For a function V:{\ R}\rightarrow {\ R} that is integrable and compactly supported, we prove the norm resolvent convergence, as ɛ → 0, of a family S_ɛ of one-dimensional Schrödinger operators on the line of the form S_\varepsilon := -\frac{\mathrm{d}^2}{\mathrm{d}x^2} + \frac{1}{\varepsilon ^2}V\Bigl (\frac{x}{\varepsilon }\Bigr ).

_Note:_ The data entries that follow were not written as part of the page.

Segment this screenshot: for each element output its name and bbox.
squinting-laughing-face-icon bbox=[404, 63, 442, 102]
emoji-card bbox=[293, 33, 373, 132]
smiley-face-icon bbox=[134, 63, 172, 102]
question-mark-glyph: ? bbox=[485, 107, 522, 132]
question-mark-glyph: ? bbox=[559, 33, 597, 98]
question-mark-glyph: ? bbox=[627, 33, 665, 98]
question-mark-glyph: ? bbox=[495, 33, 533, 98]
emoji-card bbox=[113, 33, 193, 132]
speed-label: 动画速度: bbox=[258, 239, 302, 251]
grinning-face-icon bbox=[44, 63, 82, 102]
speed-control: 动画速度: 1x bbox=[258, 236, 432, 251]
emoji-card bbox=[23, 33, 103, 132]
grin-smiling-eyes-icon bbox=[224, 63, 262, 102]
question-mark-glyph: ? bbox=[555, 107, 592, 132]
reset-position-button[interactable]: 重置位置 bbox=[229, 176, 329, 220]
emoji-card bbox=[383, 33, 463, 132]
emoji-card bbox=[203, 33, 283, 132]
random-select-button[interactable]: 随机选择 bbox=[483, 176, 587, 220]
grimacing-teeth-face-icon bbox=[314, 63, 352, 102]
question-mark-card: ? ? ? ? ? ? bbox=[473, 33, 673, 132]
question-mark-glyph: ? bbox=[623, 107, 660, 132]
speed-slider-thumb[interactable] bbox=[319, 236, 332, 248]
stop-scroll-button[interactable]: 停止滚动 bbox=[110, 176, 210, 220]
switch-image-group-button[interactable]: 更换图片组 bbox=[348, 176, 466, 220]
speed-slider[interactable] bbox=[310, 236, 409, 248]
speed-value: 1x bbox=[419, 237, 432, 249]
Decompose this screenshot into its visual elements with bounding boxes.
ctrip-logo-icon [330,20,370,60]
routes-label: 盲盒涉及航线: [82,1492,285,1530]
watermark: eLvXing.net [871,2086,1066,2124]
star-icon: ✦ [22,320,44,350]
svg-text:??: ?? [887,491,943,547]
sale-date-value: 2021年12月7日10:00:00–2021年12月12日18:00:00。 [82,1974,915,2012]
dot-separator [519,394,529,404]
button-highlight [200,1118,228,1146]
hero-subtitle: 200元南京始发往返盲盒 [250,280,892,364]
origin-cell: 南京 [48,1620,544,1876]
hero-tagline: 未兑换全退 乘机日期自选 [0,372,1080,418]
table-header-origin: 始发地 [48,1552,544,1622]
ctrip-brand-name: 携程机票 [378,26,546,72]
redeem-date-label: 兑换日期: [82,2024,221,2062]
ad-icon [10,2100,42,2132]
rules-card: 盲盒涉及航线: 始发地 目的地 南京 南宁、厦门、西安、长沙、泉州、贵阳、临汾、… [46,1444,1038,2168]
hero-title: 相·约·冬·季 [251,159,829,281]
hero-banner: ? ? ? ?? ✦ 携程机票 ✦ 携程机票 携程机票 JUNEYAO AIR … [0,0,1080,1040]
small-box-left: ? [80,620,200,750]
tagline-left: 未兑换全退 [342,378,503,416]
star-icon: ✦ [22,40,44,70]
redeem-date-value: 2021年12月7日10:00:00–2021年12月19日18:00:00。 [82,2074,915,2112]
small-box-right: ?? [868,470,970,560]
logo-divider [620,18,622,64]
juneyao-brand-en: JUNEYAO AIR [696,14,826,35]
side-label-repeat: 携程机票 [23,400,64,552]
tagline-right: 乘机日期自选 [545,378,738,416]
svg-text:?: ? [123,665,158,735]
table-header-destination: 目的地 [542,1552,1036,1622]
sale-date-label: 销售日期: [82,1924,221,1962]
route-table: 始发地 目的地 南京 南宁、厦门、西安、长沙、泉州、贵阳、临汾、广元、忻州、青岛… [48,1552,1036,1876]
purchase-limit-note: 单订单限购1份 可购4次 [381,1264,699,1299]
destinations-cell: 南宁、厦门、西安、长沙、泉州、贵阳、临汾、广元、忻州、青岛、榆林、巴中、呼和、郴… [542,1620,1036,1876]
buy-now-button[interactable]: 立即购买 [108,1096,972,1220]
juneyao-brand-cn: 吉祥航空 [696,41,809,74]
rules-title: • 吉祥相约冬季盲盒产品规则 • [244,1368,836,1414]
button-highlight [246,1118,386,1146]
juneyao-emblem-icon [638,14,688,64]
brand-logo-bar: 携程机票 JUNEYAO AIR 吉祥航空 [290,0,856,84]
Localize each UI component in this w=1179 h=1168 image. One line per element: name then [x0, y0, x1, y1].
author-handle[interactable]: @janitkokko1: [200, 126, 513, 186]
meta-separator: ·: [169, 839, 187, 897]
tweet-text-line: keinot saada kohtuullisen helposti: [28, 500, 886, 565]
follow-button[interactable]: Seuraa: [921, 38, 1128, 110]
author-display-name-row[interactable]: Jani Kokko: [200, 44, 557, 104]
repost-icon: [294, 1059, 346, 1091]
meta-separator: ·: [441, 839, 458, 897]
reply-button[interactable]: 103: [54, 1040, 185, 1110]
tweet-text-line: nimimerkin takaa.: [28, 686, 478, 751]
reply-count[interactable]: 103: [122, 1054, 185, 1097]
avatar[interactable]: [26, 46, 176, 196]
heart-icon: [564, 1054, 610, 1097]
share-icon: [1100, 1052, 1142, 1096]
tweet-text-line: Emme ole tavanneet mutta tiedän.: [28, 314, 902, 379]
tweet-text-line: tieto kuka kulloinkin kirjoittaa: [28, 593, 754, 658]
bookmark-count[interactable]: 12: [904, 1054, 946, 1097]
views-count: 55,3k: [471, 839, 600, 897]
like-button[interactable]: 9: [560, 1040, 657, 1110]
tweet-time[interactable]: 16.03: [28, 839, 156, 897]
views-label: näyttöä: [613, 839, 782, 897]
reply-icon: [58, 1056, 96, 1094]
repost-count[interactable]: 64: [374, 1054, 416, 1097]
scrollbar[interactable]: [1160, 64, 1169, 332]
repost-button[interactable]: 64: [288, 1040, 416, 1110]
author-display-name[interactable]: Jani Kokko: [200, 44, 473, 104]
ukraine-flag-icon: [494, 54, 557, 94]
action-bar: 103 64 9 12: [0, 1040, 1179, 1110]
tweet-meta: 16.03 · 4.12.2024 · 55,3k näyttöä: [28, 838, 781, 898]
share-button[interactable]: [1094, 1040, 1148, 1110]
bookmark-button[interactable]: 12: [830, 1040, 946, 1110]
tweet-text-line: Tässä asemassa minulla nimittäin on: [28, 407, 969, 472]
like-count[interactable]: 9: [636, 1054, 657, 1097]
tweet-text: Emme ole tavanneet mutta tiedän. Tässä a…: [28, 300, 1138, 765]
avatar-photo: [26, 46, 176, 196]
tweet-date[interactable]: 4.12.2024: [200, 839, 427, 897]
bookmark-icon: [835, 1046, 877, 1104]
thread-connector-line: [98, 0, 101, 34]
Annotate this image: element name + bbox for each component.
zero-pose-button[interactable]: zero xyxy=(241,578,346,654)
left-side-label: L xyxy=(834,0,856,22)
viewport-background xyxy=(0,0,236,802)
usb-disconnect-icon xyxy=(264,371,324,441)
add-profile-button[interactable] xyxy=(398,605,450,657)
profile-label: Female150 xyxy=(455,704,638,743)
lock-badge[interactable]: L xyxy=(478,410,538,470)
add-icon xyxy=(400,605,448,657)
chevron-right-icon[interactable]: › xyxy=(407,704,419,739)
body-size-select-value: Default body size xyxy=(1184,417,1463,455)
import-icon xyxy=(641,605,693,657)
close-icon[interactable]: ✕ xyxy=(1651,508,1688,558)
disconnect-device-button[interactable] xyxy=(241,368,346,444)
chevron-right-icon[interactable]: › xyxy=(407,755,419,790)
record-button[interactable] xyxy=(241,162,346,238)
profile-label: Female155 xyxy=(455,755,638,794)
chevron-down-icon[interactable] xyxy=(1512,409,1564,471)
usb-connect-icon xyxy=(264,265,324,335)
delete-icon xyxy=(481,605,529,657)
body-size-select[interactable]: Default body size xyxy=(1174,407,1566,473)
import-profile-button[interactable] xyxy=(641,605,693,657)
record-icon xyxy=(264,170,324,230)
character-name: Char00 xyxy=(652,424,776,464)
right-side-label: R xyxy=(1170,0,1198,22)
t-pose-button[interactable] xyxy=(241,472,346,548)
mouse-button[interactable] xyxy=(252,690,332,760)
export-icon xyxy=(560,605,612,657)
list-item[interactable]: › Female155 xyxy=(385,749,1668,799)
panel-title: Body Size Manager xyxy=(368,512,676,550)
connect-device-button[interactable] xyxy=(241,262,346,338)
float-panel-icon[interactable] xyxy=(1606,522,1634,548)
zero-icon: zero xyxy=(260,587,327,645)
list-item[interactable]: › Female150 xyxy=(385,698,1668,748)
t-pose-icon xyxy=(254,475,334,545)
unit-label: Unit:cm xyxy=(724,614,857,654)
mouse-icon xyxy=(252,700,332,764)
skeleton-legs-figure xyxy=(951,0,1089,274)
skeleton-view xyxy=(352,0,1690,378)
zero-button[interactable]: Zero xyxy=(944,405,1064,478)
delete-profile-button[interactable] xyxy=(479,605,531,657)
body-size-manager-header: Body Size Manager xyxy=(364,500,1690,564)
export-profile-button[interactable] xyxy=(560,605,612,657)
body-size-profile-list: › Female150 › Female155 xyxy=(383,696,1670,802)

If the potential V satisfies the conditions \int _{\ R}V(\xi ) \,d\xi =0,\qquad \int _{\ R}\xi V(\xi ) \,d\xi =-1,

then the functions ɛ^-2V(x/ɛ) converge in the sense of distributions as ɛ → 0 to δ'(x), and the limit S₀ of S_ɛ might be considered as a 'physically motivated' interpretation of the one-dimensional Schrödinger operator with a potential δ'. In 1985, Šeba claimed that the limit operator S₀ is the direct sum of the free Schrödinger operators on positive and negative semi-axes subject to the Dirichlet condition at x = 0, which suggested that in dimension 1 there is no non-trivial Hamiltonian with the potential δ'. In this paper, we show that in fact S₀ essentially depends on V: although the above results are true generically, in the exceptional (or 'resonant') case, the limit S₀ is non-trivial and is determined by the properties of an auxiliary Sturm-Liouville spectral problem associated with V. We then set V(ξ) = αΨ(ξ) with a fixed Ψ and show that there exists a countable set of resonances {α_k}^∞_{k = -∞} for which a partial transmission of the wave package occurs for S₀.